Michigan health officials have been telling HIV-positive people that treatment is a form of prevention for about a year, Erica Quealy, a spokesperson for the Michigan Department of Health and Human Service said in an email. That will increase this budget year she said.
"In addition, the CDC's 2018 HIV prevention grant requires that we design HIV prevention programs around treatment as prevention and we are developing our program guidance to meet these requirements," she said.
The CDC statement was warmly greeted by HIV activists as well. In MIchigan, a 1989 law makes it a felony for a person to fail to disclose his or her HIV-positive status prior to any sexual penetration, "however slight." A 1994 Michigan Supreme Court ruling upheld that law, determining in part that sexual activity by a person living with HIV was inherently risky. The new science and directive from the CDC, however, undermines that legal thinking and gives advocates working to change the law ammunition in their fight.

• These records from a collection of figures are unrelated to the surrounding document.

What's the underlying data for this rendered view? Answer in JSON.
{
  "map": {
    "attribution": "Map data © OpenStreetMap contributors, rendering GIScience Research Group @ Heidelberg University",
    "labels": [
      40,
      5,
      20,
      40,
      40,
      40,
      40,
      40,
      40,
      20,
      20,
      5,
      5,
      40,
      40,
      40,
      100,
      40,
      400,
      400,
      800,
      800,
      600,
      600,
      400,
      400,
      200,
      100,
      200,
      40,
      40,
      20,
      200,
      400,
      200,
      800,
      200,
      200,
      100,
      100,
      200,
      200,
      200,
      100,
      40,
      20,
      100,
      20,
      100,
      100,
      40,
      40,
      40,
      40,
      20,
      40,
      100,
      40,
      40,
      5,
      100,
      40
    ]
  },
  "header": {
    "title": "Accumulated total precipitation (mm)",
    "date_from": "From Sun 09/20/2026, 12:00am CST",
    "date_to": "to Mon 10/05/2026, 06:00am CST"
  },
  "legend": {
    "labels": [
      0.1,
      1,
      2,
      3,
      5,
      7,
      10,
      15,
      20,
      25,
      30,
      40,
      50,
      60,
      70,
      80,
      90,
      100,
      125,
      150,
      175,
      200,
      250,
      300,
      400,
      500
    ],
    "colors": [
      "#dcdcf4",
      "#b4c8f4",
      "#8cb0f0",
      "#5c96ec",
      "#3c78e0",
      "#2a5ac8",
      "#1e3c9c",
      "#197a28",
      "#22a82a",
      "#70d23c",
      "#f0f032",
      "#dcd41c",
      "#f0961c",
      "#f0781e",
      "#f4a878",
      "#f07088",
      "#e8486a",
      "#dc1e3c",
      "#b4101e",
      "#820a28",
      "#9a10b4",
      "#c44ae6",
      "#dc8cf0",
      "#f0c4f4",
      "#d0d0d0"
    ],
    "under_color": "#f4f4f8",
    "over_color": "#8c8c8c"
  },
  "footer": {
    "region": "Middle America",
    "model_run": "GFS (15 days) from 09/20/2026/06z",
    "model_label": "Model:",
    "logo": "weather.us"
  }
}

"By amplifying the findings from multiple studies, that people living with HIV who have an undetectable viral load will not transmit HIV to an HIV-negative partner, we can move forward with efforts to modernize our HIV laws in states like Michigan," said State Rep. Jon Hoadley (D-Kalamazoo). He has been trying to spearhead a reform effort since elected three years ago. "Let's be the generation that ends AIDS by ensuring everyone can access treatment."
Kelly Doyle, who runs the Michigan Coalition for HIV Health and Safety, an advocacy group backing Hoadley's reform efforts echoed the lawmaker's praise.
"We know that many people living with HIV deal with fear and stigma of disclosing their status due to threats of violence, harm or concern of being shunned," she said by email. "People living with HIV use safer sex behaviors to protect their partners and being undetectable is one way they do this. This shows that changing our current HIV criminalization laws is more imperative than ever and outdated to the current science of HIV."
She's also the executive director of CARES in Kalamazoo, an AIDS Serivce Organization. She said while many of the groups' clients greet the news with enthusiasm, it takes time to get them over the perception that they can become uninfectious.
"I think that most people have a hard time believing in the science and overcoming their fear infecting others," she said.